Farooqi serait responsable de la mort de centaines d'Afghans. L'une des attaques les plus récentes est l'attentat suicide à la bombe contre un temple sikh à Kaboul le 25 mars, qui a fait 25 morts.
Depuis que l'arrestation de Farooqi a été rendue publique, sa détention a fait l'objet de nombreux débats. Le Pakistan a demandé son extradition pour le juger devant ses tribunaux, car il est un ressortissant pakistanais et était « impliqué dans des activités anti-pakistanaises », selon la lettre officielle. Comme les deux pays n'ont pas de traité d'extradition en vigueur, Kaboul a dû examiner la demande spécifique. Sa réponse a été négative : Farooqi serait jugé en Afghanistan.
Malgré les prétextes offerts par les autorités d'Islamabad pour rester avec le chef djihadiste, il y a des experts qui apportent un point de vue radicalement différent. Selon les recherches de la Fondation européenne pour les études sud-asiatiques (EFSAS), Farooqi - et donc la branche de Daesh en Afghanistan - aurait de nombreux liens avec diverses organisations terroristes basées au Pakistan, comme le réseau Haqqani et Lashkar-e-Taiba, ainsi qu'avec des institutions du pays, notamment l'ISI (« Inter-Services Intelligence », l'influent service secret de l'exécutif).

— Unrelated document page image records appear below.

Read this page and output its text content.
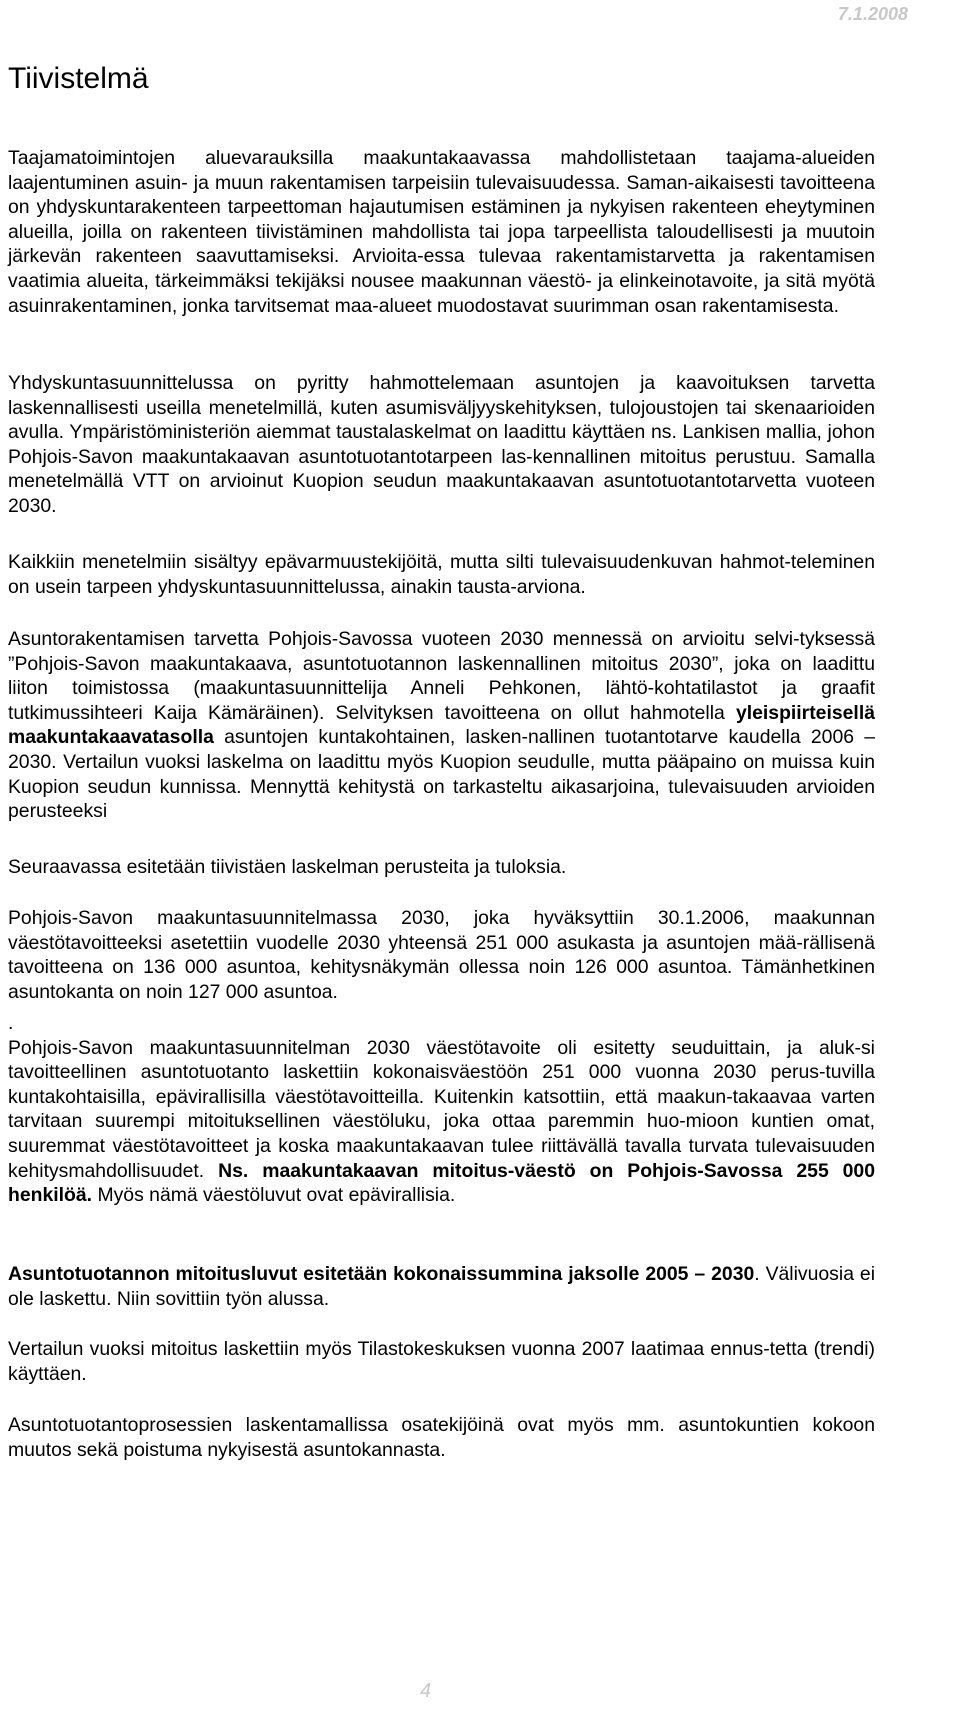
7.1.2008
Tiivistelmä

Taajamatoimintojen aluevarauksilla maakuntakaavassa mahdollistetaan taajama-alueiden laajentuminen asuin- ja muun rakentamisen tarpeisiin tulevaisuudessa. Saman-aikaisesti tavoitteena on yhdyskuntarakenteen tarpeettoman hajautumisen estäminen ja nykyisen rakenteen eheytyminen alueilla, joilla on rakenteen tiivistäminen mahdollista tai jopa tarpeellista taloudellisesti ja muutoin järkevän rakenteen saavuttamiseksi. Arvioita-essa tulevaa rakentamistarvetta ja rakentamisen vaatimia alueita, tärkeimmäksi tekijäksi nousee maakunnan väestö- ja elinkeinotavoite, ja sitä myötä asuinrakentaminen, jonka tarvitsemat maa-alueet muodostavat suurimman osan rakentamisesta.

Yhdyskuntasuunnittelussa on pyritty hahmottelemaan asuntojen ja kaavoituksen tarvetta laskennallisesti useilla menetelmillä, kuten asumisväljyyskehityksen, tulojoustojen tai skenaarioiden avulla. Ympäristöministeriön aiemmat taustalaskelmat on laadittu käyttäen ns. Lankisen mallia, johon Pohjois-Savon maakuntakaavan asuntotuotantotarpeen las-kennallinen mitoitus perustuu. Samalla menetelmällä VTT on arvioinut Kuopion seudun maakuntakaavan asuntotuotantotarvetta vuoteen 2030.

Kaikkiin menetelmiin sisältyy epävarmuustekijöitä, mutta silti tulevaisuudenkuvan hahmot-teleminen on usein tarpeen yhdyskuntasuunnittelussa, ainakin tausta-arviona.

Asuntorakentamisen tarvetta Pohjois-Savossa vuoteen 2030 mennessä on arvioitu selvi-tyksessä ”Pohjois-Savon maakuntakaava, asuntotuotannon laskennallinen mitoitus 2030”, joka on laadittu liiton toimistossa (maakuntasuunnittelija Anneli Pehkonen, lähtö-kohtatilastot ja graafit tutkimussihteeri Kaija Kämäräinen). Selvityksen tavoitteena on ollut hahmotella yleispiirteisellä maakuntakaavatasolla asuntojen kuntakohtainen, lasken-nallinen tuotantotarve kaudella 2006 – 2030. Vertailun vuoksi laskelma on laadittu myös Kuopion seudulle, mutta pääpaino on muissa kuin Kuopion seudun kunnissa. Mennyttä kehitystä on tarkasteltu aikasarjoina, tulevaisuuden arvioiden perusteeksi

Seuraavassa esitetään tiivistäen laskelman perusteita ja tuloksia.

Pohjois-Savon maakuntasuunnitelmassa 2030, joka hyväksyttiin 30.1.2006, maakunnan väestötavoitteeksi asetettiin vuodelle 2030 yhteensä 251 000 asukasta ja asuntojen mää-rällisenä tavoitteena on 136 000 asuntoa, kehitysnäkymän ollessa noin 126 000 asuntoa. Tämänhetkinen asuntokanta on noin 127 000 asuntoa.

.
Pohjois-Savon maakuntasuunnitelman 2030 väestötavoite oli esitetty seuduittain, ja aluk-si tavoitteellinen asuntotuotanto laskettiin kokonaisväestöön 251 000 vuonna 2030 perus-tuvilla kuntakohtaisilla, epävirallisilla väestötavoitteilla. Kuitenkin katsottiin, että maakun-takaavaa varten tarvitaan suurempi mitoituksellinen väestöluku, joka ottaa paremmin huo-mioon kuntien omat, suuremmat väestötavoitteet ja koska maakuntakaavan tulee riittävällä tavalla turvata tulevaisuuden kehitysmahdollisuudet. Ns. maakuntakaavan mitoitus-väestö on Pohjois-Savossa 255 000 henkilöä. Myös nämä väestöluvut ovat epävirallisia.

Asuntotuotannon mitoitusluvut esitetään kokonaissummina jaksolle 2005 – 2030. Välivuosia ei ole laskettu. Niin sovittiin työn alussa.

Vertailun vuoksi mitoitus laskettiin myös Tilastokeskuksen vuonna 2007 laatimaa ennus-tetta (trendi) käyttäen.

Asuntotuotantoprosessien laskentamallissa osatekijöinä ovat myös mm. asuntokuntien kokoon muutos sekä poistuma nykyisestä asuntokannasta.

4
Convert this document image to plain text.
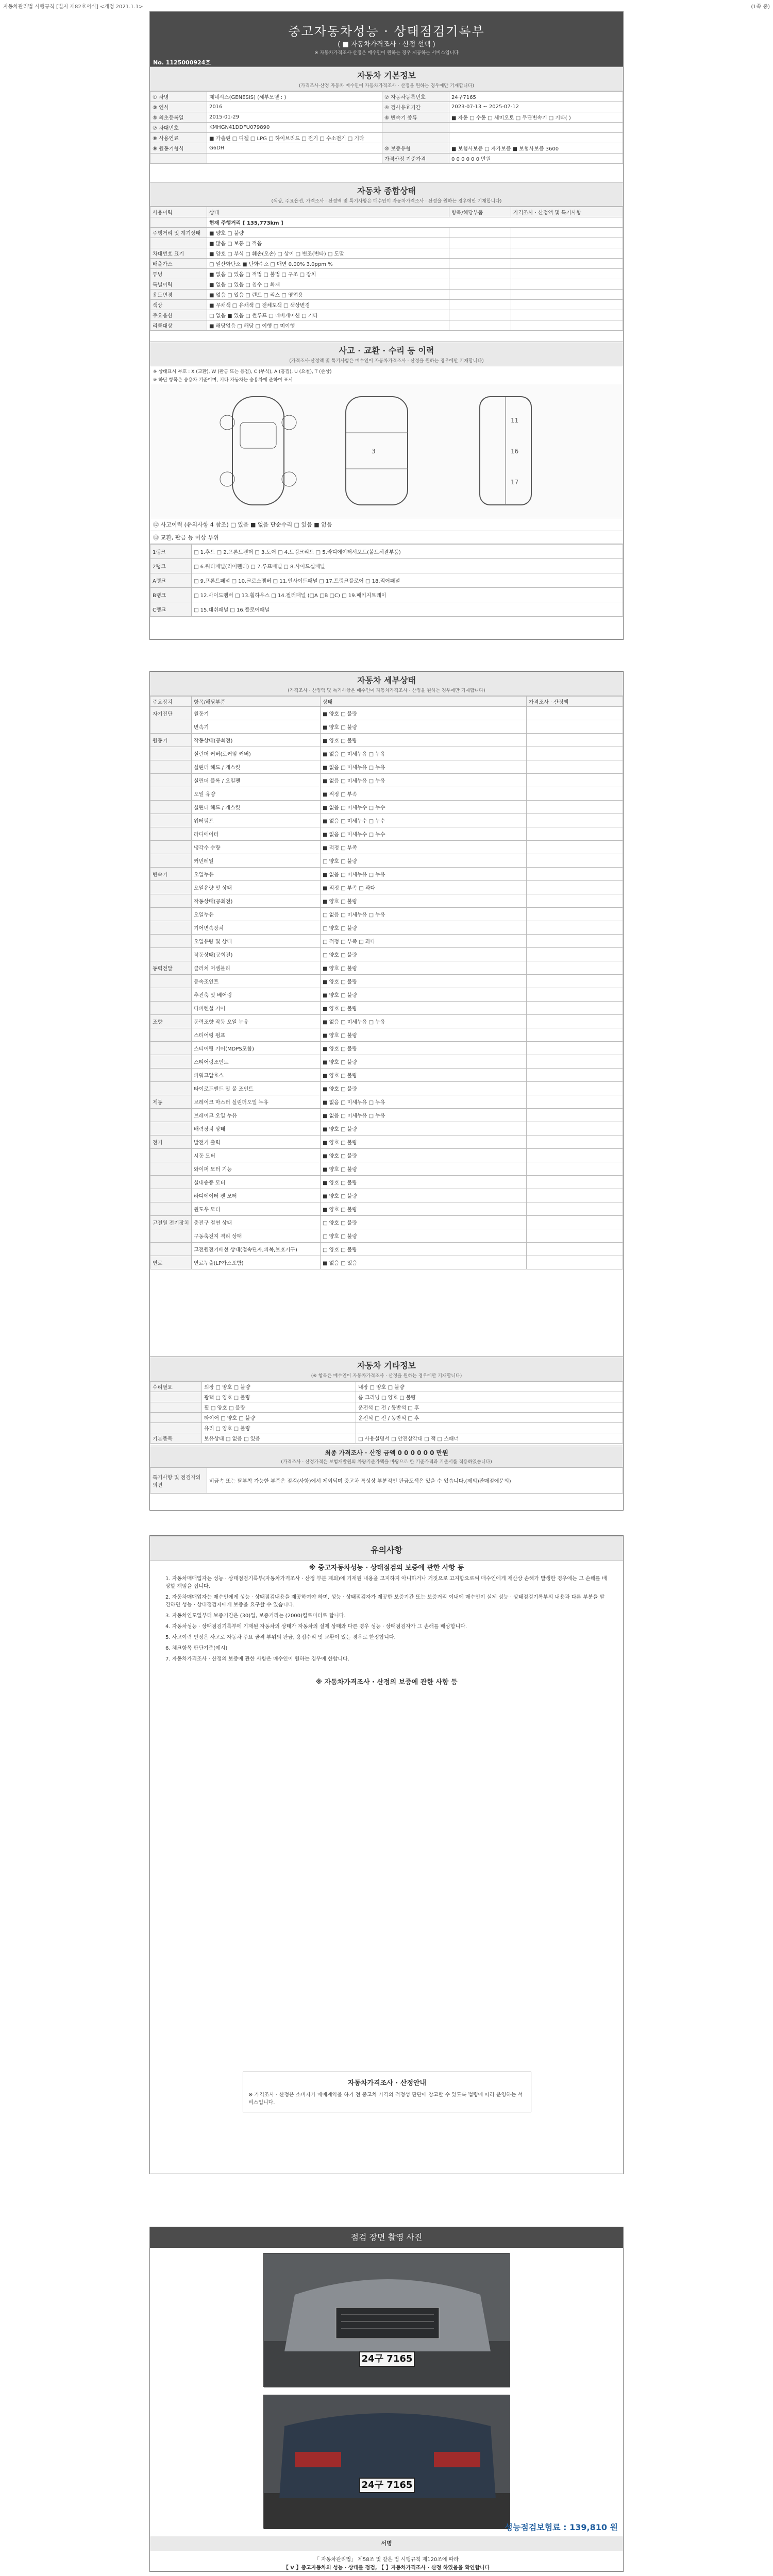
자동차관리법 시행규칙 [별지 제82호서식] <개정 2021.1.1>	(1쪽 중)
중고자동차성능 · 상태점검기록부
( ■ 자동차가격조사 · 산정 선택 )
※ 자동차가격조사·산정은 매수인이 원하는 경우 제공하는 서비스입니다
No. 1125000924호
자동차 기본정보
(가격조사·산정 자동차 매수인이 자동차가격조사 · 산정을 원하는 경우에만 기재합니다)
① 차명	제네시스(GENESIS) (세부모델 : )	② 자동차등록번호	24구7165
③ 연식	2016	④ 검사유효기간	2023-07-13 ~ 2025-07-12
⑤ 최초등록일	2015-01-29	⑥ 변속기 종류	■ 자동 □ 수동 □ 세미오토 □ 무단변속기 □ 기타( )
⑦ 차대번호	KMHGN41DDFU079890		
⑧ 사용연료	■ 가솔린 □ 디젤 □ LPG □ 하이브리드 □ 전기 □ 수소전기 □ 기타		
⑨ 원동기형식	G6DH	⑩ 보증유형	■ 보험사보증 □ 자가보증 ■ 보험사보증 3600
		가격산정 기준가격	0 0 0 0 0 0 만원
자동차 종합상태
(색상, 주요옵션, 가격조사 · 산정액 및 특기사항은 매수인이 자동차가격조사 · 산정을 원하는 경우에만 기재합니다)
사용이력	상태	항목/해당부품	가격조사 · 산정액 및 특기사항
	현재 주행거리 [ 135,773km ]		
주행거리 및 계기상태	■ 양호 □ 불량		
	■ 많음 □ 보통 □ 적음		
차대번호 표기	■ 양호 □ 부식 □ 훼손(오손) □ 상이 □ 변조(변타) □ 도말		
배출가스	□ 일산화탄소 ■ 탄화수소 □ 매연 0.00% 3.0ppm %		
튜닝	■ 없음 □ 있음 □ 적법 □ 불법 □ 구조 □ 장치		
특별이력	■ 없음 □ 있음 □ 침수 □ 화재		
용도변경	■ 없음 □ 있음 □ 렌트 □ 리스 □ 영업용		
색상	■ 무채색 □ 유채색 □ 전체도색 □ 색상변경		
주요옵션	□ 없음 ■ 있음 □ 썬루프 □ 네비게이션 □ 기타		
리콜대상	■ 해당없음 □ 해당 □ 이행 □ 미이행		
사고 · 교환 · 수리 등 이력
(가격조사·산정액 및 특기사항은 매수인이 자동차가격조사 · 산정을 원하는 경우에만 기재합니다)
※ 상태표시 부호 : X (교환), W (판금 또는 용접), C (부식), A (흠집), U (요철), T (손상)
※ 하단 항목은 승용차 기준이며, 기타 자동차는 승용차에 준하여 표시
3
11
16
17
⑫ 사고이력 (유의사항 4 참조) □ 있음 ■ 없음 단순수리 □ 있음 ■ 없음
⑬ 교환, 판금 등 이상 부위
1랭크	□ 1.후드 □ 2.프론트펜더 □ 3.도어 □ 4.트렁크리드 □ 5.라디에이터서포트(볼트체결부품)
2랭크	□ 6.쿼터패널(리어펜더) □ 7.루프패널 □ 8.사이드실패널
A랭크	□ 9.프론트패널 □ 10.크로스멤버 □ 11.인사이드패널 □ 17.트렁크플로어 □ 18.리어패널
B랭크	□ 12.사이드멤버 □ 13.휠하우스 □ 14.필러패널 (□A □B □C) □ 19.패키지트레이
C랭크	□ 15.대쉬패널 □ 16.플로어패널
자동차 세부상태
(가격조사 · 산정액 및 특기사항은 매수인이 자동차가격조사 · 산정을 원하는 경우에만 기재합니다)
주요장치	항목/해당부품	상태	가격조사 · 산정액
자기진단	원동기	■ 양호 □ 불량	
	변속기	■ 양호 □ 불량	
원동기	작동상태(공회전)	■ 양호 □ 불량	
	실린더 커버(로커암 커버)	■ 없음 □ 미세누유 □ 누유	
	실린더 헤드 / 개스킷	■ 없음 □ 미세누유 □ 누유	
	실린더 블록 / 오일팬	■ 없음 □ 미세누유 □ 누유	
	오일 유량	■ 적정 □ 부족	
	실린더 헤드 / 개스킷	■ 없음 □ 미세누수 □ 누수	
	워터펌프	■ 없음 □ 미세누수 □ 누수	
	라디에이터	■ 없음 □ 미세누수 □ 누수	
	냉각수 수량	■ 적정 □ 부족	
	커먼레일	□ 양호 □ 불량	
변속기	오일누유	■ 없음 □ 미세누유 □ 누유	
	오일유량 및 상태	■ 적정 □ 부족 □ 과다	
	작동상태(공회전)	■ 양호 □ 불량	
	오일누유	□ 없음 □ 미세누유 □ 누유	
	기어변속장치	□ 양호 □ 불량	
	오일유량 및 상태	□ 적정 □ 부족 □ 과다	
	작동상태(공회전)	□ 양호 □ 불량	
동력전달	클러치 어셈블리	■ 양호 □ 불량	
	등속조인트	■ 양호 □ 불량	
	추진축 및 베어링	■ 양호 □ 불량	
	디퍼렌셜 기어	■ 양호 □ 불량	
조향	동력조향 작동 오일 누유	■ 없음 □ 미세누유 □ 누유	
	스티어링 펌프	■ 양호 □ 불량	
	스티어링 기어(MDPS포함)	■ 양호 □ 불량	
	스티어링조인트	■ 양호 □ 불량	
	파워고압호스	■ 양호 □ 불량	
	타이로드엔드 및 볼 조인트	■ 양호 □ 불량	
제동	브레이크 마스터 실린더오일 누유	■ 없음 □ 미세누유 □ 누유	
	브레이크 오일 누유	■ 없음 □ 미세누유 □ 누유	
	배력장치 상태	■ 양호 □ 불량	
전기	발전기 출력	■ 양호 □ 불량	
	시동 모터	■ 양호 □ 불량	
	와이퍼 모터 기능	■ 양호 □ 불량	
	실내송풍 모터	■ 양호 □ 불량	
	라디에이터 팬 모터	■ 양호 □ 불량	
	윈도우 모터	■ 양호 □ 불량	
고전원 전기장치	충전구 절연 상태	□ 양호 □ 불량	
	구동축전지 격리 상태	□ 양호 □ 불량	
	고전원전기배선 상태(접속단자,피복,보호기구)	□ 양호 □ 불량	
연료	연료누출(LP가스포함)	■ 없음 □ 있음	
자동차 기타정보
(※ 항목은 매수인이 자동차가격조사 · 산정을 원하는 경우에만 기재합니다)
수리필요	외장 □ 양호 □ 불량	내장 □ 양호 □ 불량
	광택 □ 양호 □ 불량	룸 크리닝 □ 양호 □ 불량
	휠 □ 양호 □ 불량	운전석 □ 전 / 동반석 □ 후
	타이어 □ 양호 □ 불량	운전석 □ 전 / 동반석 □ 후
	유리 □ 양호 □ 불량	
기본품목	보유상태 □ 없음 □ 있음	□ 사용설명서 □ 안전삼각대 □ 잭 □ 스패너
최종 가격조사 · 산정 금액 0 0 0 0 0 0 만원
(가격조사 · 산정가격은 보험개발원의 차량기준가액을 바탕으로 한 기준가격과 기준서를 적용하였습니다)
특기사항 및 점검자의 의견	비금속 또는 탈부착 가능한 부품은 점검(사항)에서 제외되며 중고차 특성상 부분적인 판금도색은 있을 수 있습니다.(제외)판매점에문의)
유의사항

※ 중고자동차성능 · 상태점검의 보증에 관한 사항 등

1. 자동차매매업자는 성능 · 상태점검기록부(자동차가격조사 · 산정 부분 제외)에 기재된 내용을 고지하지 아니하거나 거짓으로 고지함으로써 매수인에게 재산상 손해가 발생한 경우에는 그 손해를 배상할 책임을 집니다.

2. 자동차매매업자는 매수인에게 성능 · 상태점검내용을 제공하여야 하며, 성능 · 상태점검자가 제공한 보증기간 또는 보증거리 이내에 매수인이 실제 성능 · 상태점검기록부의 내용과 다른 부분을 발견하면 성능 · 상태점검자에게 보증을 요구할 수 있습니다.

3. 자동차인도일부터 보증기간은 (30)일, 보증거리는 (2000)킬로미터로 합니다.

4. 자동차성능 · 상태점검기록부에 기재된 자동차의 상태가 자동차의 실제 상태와 다른 경우 성능 · 상태점검자가 그 손해를 배상합니다.

5. 사고이력 인정은 사고로 자동차 주요 골격 부위의 판금, 용접수리 및 교환이 있는 경우로 한정합니다.

6. 체크항목 판단기준(예시)

7. 자동차가격조사 · 산정의 보증에 관한 사항은 매수인이 원하는 경우에 한합니다.

※ 자동차가격조사 · 산정의 보증에 관한 사항 등

자동차가격조사 · 산정안내
※ 가격조사 · 산정은 소비자가 매매계약을 하기 전 중고차 가격의 적정성 판단에 참고할 수 있도록 법령에 따라 운영하는 서비스입니다.
점검 장면 촬영 사진
24구 7165
24구 7165
서명
성능점검보험료 : 139,810 원
「 자동차관리법」 제58조 및 같은 법 시행규칙 제120조에 따라
【 V 】중고자동차의 성능 · 상태를 점검, 【 】자동차가격조사 · 산정 하였음을 확인합니다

Dans le passé, l'ISI a soulevé beaucoup de controverses en raison du double jeu qu'elle joue dans la lutte contre le terrorisme. D'une part, elle s'est présentée comme un allié nécessaire des États-Unis dans la région, et d'autre part, elle a fourni un refuge aux groupes liés à Al-Qaida et a financé et formé des organisations armées actives au Cachemire.
D'une certaine manière, leurs liens avec les terroristes afghans ne devraient pas être trop surprenants. Après tout, comme le souligne le rapport de l'EFSAS, une fraction très importante des combattants affiliés à l'ISKP vient des rangs de Tahrik-e-Taliban Pakistan, la branche des Talibans dans ce pays. Farooqi lui-même a fait ses armes au Lashkar-e-Taiba, une entité qui a déployé ses activités dans la zone frontalière avec l'Inde et est responsable des attentats de Bombay de novembre 2008 (173 personnes tuées).
Les données reflétées par l'EFSAS, qui ont été reprises par la presse afghane, proviennent des services secrets afghans. La NDS continue d'enquêter sur l'étendue de l'implication de l'ISKP au Pakistan. Les interrogatoires de Farooqi visent précisément à clarifier ses relations avec les autres groupes terroristes et l'ISI.